Decompression Aids Spinal Injury Recovery

Done within 24 hours, the procedure improved neurological outcomes a year later


Surgical decompression of the spinal cord involves the removal of various tissue or bone fragments that are being squeezed and comprising the spinal cord. While commonly done after an injury occurs, the timing of the procedure varies widely.

The study looked at 170 patients with cervical spinal cord injuries, graded as A (most several neurological involvement) to D (least severe), who underwent decompression surgery.

Six months after the surgery, 24 percent of the patients who had the surgery within 24 hours showed two-grade or greater improvement in their condition compared with only 4 percent in the group that had the surgery more than a day later.

"The initial results suggest that decompression within 24 hours of injury may be associated with improved neurological recovery at one-year follow-up. However, further recruitment of patients with long-term follow-up is necessary to validate these promising results," study author Michael Fehlings, head of the Krembil Neuroscience Center at the University Health Network in Toronto, said in a prepared statement.

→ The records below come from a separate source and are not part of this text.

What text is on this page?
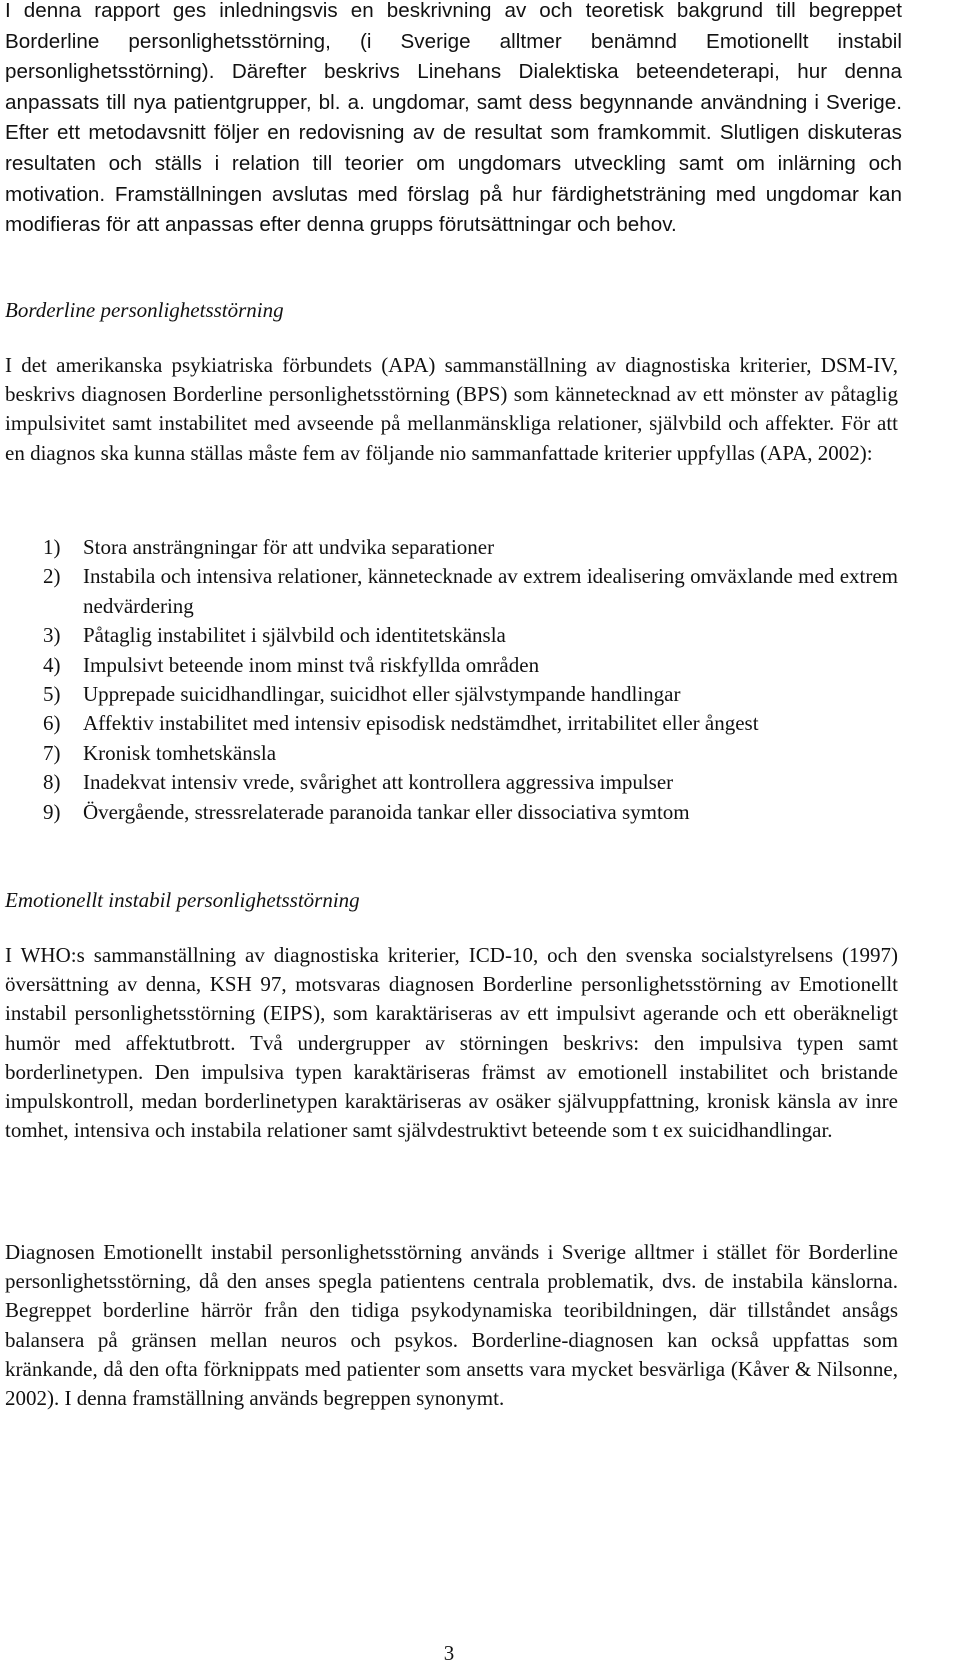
I denna rapport ges inledningsvis en beskrivning av och teoretisk bakgrund till begreppet Borderline personlighetsstörning, (i Sverige alltmer benämnd Emotionellt instabil personlighetsstörning). Därefter beskrivs Linehans Dialektiska beteendeterapi, hur denna anpassats till nya patientgrupper, bl. a. ungdomar, samt dess begynnande användning i Sverige. Efter ett metodavsnitt följer en redovisning av de resultat som framkommit. Slutligen diskuteras resultaten och ställs i relation till teorier om ungdomars utveckling samt om inlärning och motivation. Framställningen avslutas med förslag på hur färdighetsträning med ungdomar kan modifieras för att anpassas efter denna grupps förutsättningar och behov.

Borderline personlighetsstörning

I det amerikanska psykiatriska förbundets (APA) sammanställning av diagnostiska kriterier, DSM-IV, beskrivs diagnosen Borderline personlighetsstörning (BPS) som kännetecknad av ett mönster av påtaglig impulsivitet samt instabilitet med avseende på mellanmänskliga relationer, självbild och affekter. För att en diagnos ska kunna ställas måste fem av följande nio sammanfattade kriterier uppfyllas (APA, 2002):

1)	Stora ansträngningar för att undvika separationer
2)	Instabila och intensiva relationer, kännetecknade av extrem idealisering omväxlande med extrem nedvärdering
3)	Påtaglig instabilitet i självbild och identitetskänsla
4)	Impulsivt beteende inom minst två riskfyllda områden
5)	Upprepade suicidhandlingar, suicidhot eller självstympande handlingar
6)	Affektiv instabilitet med intensiv episodisk nedstämdhet, irritabilitet eller ångest
7)	Kronisk tomhetskänsla
8)	Inadekvat intensiv vrede, svårighet att kontrollera aggressiva impulser
9)	Övergående, stressrelaterade paranoida tankar eller dissociativa symtom
Emotionellt instabil personlighetsstörning

I WHO:s sammanställning av diagnostiska kriterier, ICD-10, och den svenska socialstyrelsens (1997) översättning av denna, KSH 97, motsvaras diagnosen Borderline personlighetsstörning av Emotionellt instabil personlighetsstörning (EIPS), som karaktäriseras av ett impulsivt agerande och ett oberäkneligt humör med affektutbrott. Två undergrupper av störningen beskrivs: den impulsiva typen samt borderlinetypen. Den impulsiva typen karaktäriseras främst av emotionell instabilitet och bristande impulskontroll, medan borderlinetypen karaktäriseras av osäker självuppfattning, kronisk känsla av inre tomhet, intensiva och instabila relationer samt självdestruktivt beteende som t ex suicidhandlingar.

Diagnosen Emotionellt instabil personlighetsstörning används i Sverige alltmer i stället för Borderline personlighetsstörning, då den anses spegla patientens centrala problematik, dvs. de instabila känslorna. Begreppet borderline härrör från den tidiga psykodynamiska teoribildningen, där tillståndet ansågs balansera på gränsen mellan neuros och psykos. Borderline-diagnosen kan också uppfattas som kränkande, då den ofta förknippats med patienter som ansetts vara mycket besvärliga (Kåver & Nilsonne, 2002). I denna framställning används begreppen synonymt.

3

Fehlings was expected to present the findings in Chicago April 28 at the annual meeting of the American Association of Neurological Surgeons.

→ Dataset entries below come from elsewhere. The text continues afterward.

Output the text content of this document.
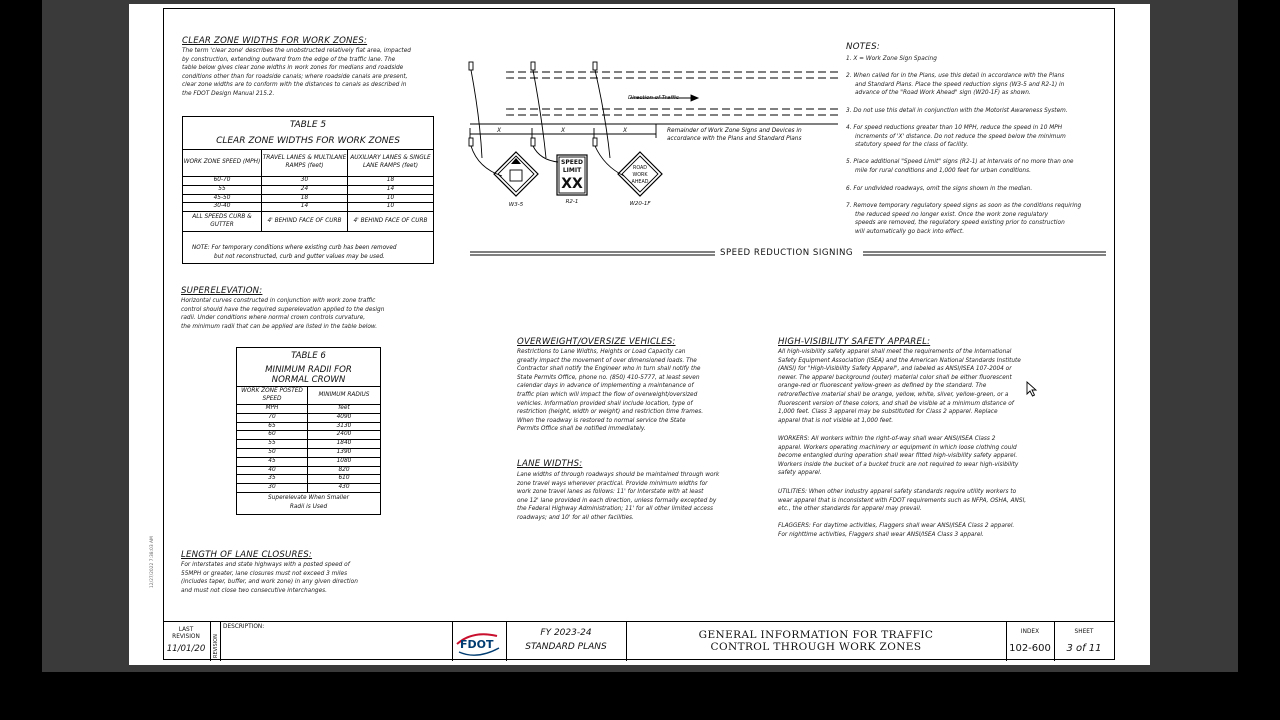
CLEAR ZONE WIDTHS FOR WORK ZONES:
The term 'clear zone' describes the unobstructed relatively flat area, impacted
by construction, extending outward from the edge of the traffic lane. The
table below gives clear zone widths in work zones for medians and roadside
conditions other than for roadside canals; where roadside canals are present,
clear zone widths are to conform with the distances to canals as described in
the FDOT Design Manual 215.2.
TABLE 5
CLEAR ZONE WIDTHS FOR WORK ZONES
WORK ZONE SPEED (MPH)	TRAVEL LANES & MULTILANE RAMPS (feet)	AUXILIARY LANES & SINGLE LANE RAMPS (feet)
60-70	30	18
55	24	14
45-50	18	10
30-40	14	10
ALL SPEEDS CURB & GUTTER	4' BEHIND FACE OF CURB	4' BEHIND FACE OF CURB
NOTE: For temporary conditions where existing curb has been removed
but not reconstructed, curb and gutter values may be used.
SUPERELEVATION:
Horizontal curves constructed in conjunction with work zone traffic
control should have the required superelevation applied to the design
radii. Under conditions where normal crown controls curvature,
the minimum radii that can be applied are listed in the table below.
TABLE 6
MINIMUM RADII FOR
NORMAL CROWN
WORK ZONE POSTED SPEED	MINIMUM RADIUS
MPH	feet
70	4090
65	3130
60	2400
55	1840
50	1390
45	1080
40	820
35	610
30	430
Superelevate When Smaller
Radii is Used
LENGTH OF LANE CLOSURES:
For interstates and state highways with a posted speed of
55MPH or greater, lane closures must not exceed 3 miles
(includes taper, buffer, and work zone) in any given direction
and must not close two consecutive interchanges.
12/27/2022 7:38:03 AM
Direction of Traffic
X	X	X	Remainder of Work Zone Signs and Devices in
accordance with the Plans and Standard Plans
W3-5	R2-1	W20-1F
SPEED
LIMIT
XX
ROAD
WORK
AHEAD
SPEED REDUCTION SIGNING
NOTES:
1. X = Work Zone Sign Spacing
2. When called for in the Plans, use this detail in accordance with the Plans
and Standard Plans. Place the speed reduction signs (W3-5 and R2-1) in
advance of the "Road Work Ahead" sign (W20-1F) as shown.
3. Do not use this detail in conjunction with the Motorist Awareness System.
4. For speed reductions greater than 10 MPH, reduce the speed in 10 MPH
increments of 'X' distance. Do not reduce the speed below the minimum
statutory speed for the class of facility.
5. Place additional "Speed Limit" signs (R2-1) at intervals of no more than one
mile for rural conditions and 1,000 feet for urban conditions.
6. For undivided roadways, omit the signs shown in the median.
7. Remove temporary regulatory speed signs as soon as the conditions requiring
the reduced speed no longer exist. Once the work zone regulatory
speeds are removed, the regulatory speed existing prior to construction
will automatically go back into effect.
OVERWEIGHT/OVERSIZE VEHICLES:
Restrictions to Lane Widths, Heights or Load Capacity can
greatly impact the movement of over dimensioned loads. The
Contractor shall notify the Engineer who in turn shall notify the
State Permits Office, phone no. (850) 410-5777, at least seven
calendar days in advance of implementing a maintenance of
traffic plan which will impact the flow of overweight/oversized
vehicles. Information provided shall include location, type of
restriction (height, width or weight) and restriction time frames.
When the roadway is restored to normal service the State
Permits Office shall be notified immediately.
LANE WIDTHS:
Lane widths of through roadways should be maintained through work
zone travel ways wherever practical. Provide minimum widths for
work zone travel lanes as follows: 11' for Interstate with at least
one 12' lane provided in each direction, unless formally excepted by
the Federal Highway Administration; 11' for all other limited access
roadways; and 10' for all other facilities.
HIGH-VISIBILITY SAFETY APPAREL:
All high-visibility safety apparel shall meet the requirements of the International
Safety Equipment Association (ISEA) and the American National Standards Institute
(ANSI) for "High-Visibility Safety Apparel", and labeled as ANSI/ISEA 107-2004 or
newer. The apparel background (outer) material color shall be either fluorescent
orange-red or fluorescent yellow-green as defined by the standard. The
retroreflective material shall be orange, yellow, white, silver, yellow-green, or a
fluorescent version of these colors, and shall be visible at a minimum distance of
1,000 feet. Class 3 apparel may be substituted for Class 2 apparel. Replace
apparel that is not visible at 1,000 feet.
WORKERS: All workers within the right-of-way shall wear ANSI/ISEA Class 2
apparel. Workers operating machinery or equipment in which loose clothing could
become entangled during operation shall wear fitted high-visibility safety apparel.
Workers inside the bucket of a bucket truck are not required to wear high-visibility
safety apparel.
UTILITIES: When other industry apparel safety standards require utility workers to
wear apparel that is inconsistent with FDOT requirements such as NFPA, OSHA, ANSI,
etc., the other standards for apparel may prevail.
FLAGGERS: For daytime activities, Flaggers shall wear ANSI/ISEA Class 2 apparel.
For nighttime activities, Flaggers shall wear ANSI/ISEA Class 3 apparel.
LAST
REVISION
11/01/20	REVISION
DESCRIPTION:
FDOT
FY 2023-24
STANDARD PLANS
GENERAL INFORMATION FOR TRAFFIC
CONTROL THROUGH WORK ZONES
INDEX
102-600
SHEET
3 of 11
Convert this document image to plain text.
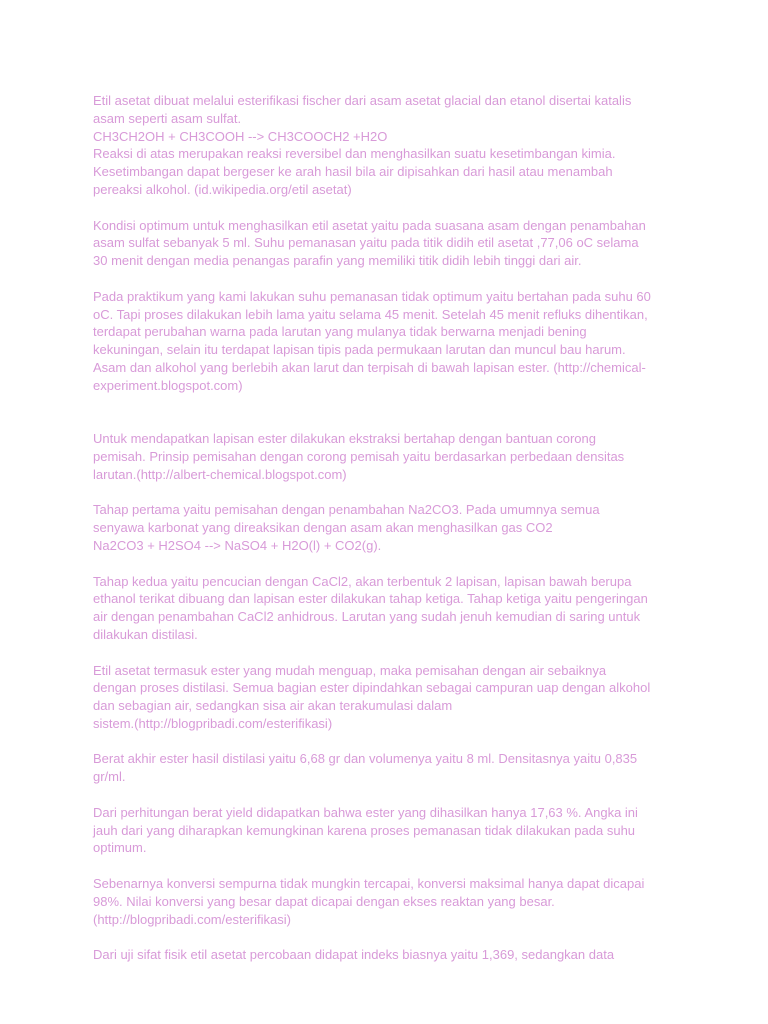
Etil asetat dibuat melalui esterifikasi fischer dari asam asetat glacial dan etanol disertai katalis
asam seperti asam sulfat.
CH3CH2OH + CH3COOH --> CH3COOCH2 +H2O
Reaksi di atas merupakan reaksi reversibel dan menghasilkan suatu kesetimbangan kimia.
Kesetimbangan dapat bergeser ke arah hasil bila air dipisahkan dari hasil atau menambah
pereaksi alkohol. (id.wikipedia.org/etil asetat)

Kondisi optimum untuk menghasilkan etil asetat yaitu pada suasana asam dengan penambahan
asam sulfat sebanyak 5 ml. Suhu pemanasan yaitu pada titik didih etil asetat ,77,06 oC selama
30 menit dengan media penangas parafin yang memiliki titik didih lebih tinggi dari air.

Pada praktikum yang kami lakukan suhu pemanasan tidak optimum yaitu bertahan pada suhu 60
oC. Tapi proses dilakukan lebih lama yaitu selama 45 menit. Setelah 45 menit refluks dihentikan,
terdapat perubahan warna pada larutan yang mulanya tidak berwarna menjadi bening
kekuningan, selain itu terdapat lapisan tipis pada permukaan larutan dan muncul bau harum.
Asam dan alkohol yang berlebih akan larut dan terpisah di bawah lapisan ester. (http://chemical-
experiment.blogspot.com)

Untuk mendapatkan lapisan ester dilakukan ekstraksi bertahap dengan bantuan corong
pemisah. Prinsip pemisahan dengan corong pemisah yaitu berdasarkan perbedaan densitas
larutan.(http://albert-chemical.blogspot.com)

Tahap pertama yaitu pemisahan dengan penambahan Na2CO3. Pada umumnya semua
senyawa karbonat yang direaksikan dengan asam akan menghasilkan gas CO2
Na2CO3 + H2SO4 --> NaSO4 + H2O(l) + CO2(g).

Tahap kedua yaitu pencucian dengan CaCl2, akan terbentuk 2 lapisan, lapisan bawah berupa
ethanol terikat dibuang dan lapisan ester dilakukan tahap ketiga. Tahap ketiga yaitu pengeringan
air dengan penambahan CaCl2 anhidrous. Larutan yang sudah jenuh kemudian di saring untuk
dilakukan distilasi.

Etil asetat termasuk ester yang mudah menguap, maka pemisahan dengan air sebaiknya
dengan proses distilasi. Semua bagian ester dipindahkan sebagai campuran uap dengan alkohol
dan sebagian air, sedangkan sisa air akan terakumulasi dalam
sistem.(http://blogpribadi.com/esterifikasi)

Berat akhir ester hasil distilasi yaitu 6,68 gr dan volumenya yaitu 8 ml. Densitasnya yaitu 0,835
gr/ml.

Dari perhitungan berat yield didapatkan bahwa ester yang dihasilkan hanya 17,63 %. Angka ini
jauh dari yang diharapkan kemungkinan karena proses pemanasan tidak dilakukan pada suhu
optimum.

Sebenarnya konversi sempurna tidak mungkin tercapai, konversi maksimal hanya dapat dicapai
98%. Nilai konversi yang besar dapat dicapai dengan ekses reaktan yang besar.
(http://blogpribadi.com/esterifikasi)

Dari uji sifat fisik etil asetat percobaan didapat indeks biasnya yaitu 1,369, sedangkan data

Every year, almost 12,000 people in the United States and Canada, mostly young adults, sustain a spinal cord injury. Although surgery, such as decompression, can help, these procedures often do not dramatically improve overall recovery and outcome.

"This is an area of medicine that has not seen tremendous scientific advances, so there remains an urgent need to improve upon current interventions to help restore neurological function in patients with acute (spinal cord injury)," said Fehlings, who is also professor of neurosurgery at the University of Toronto.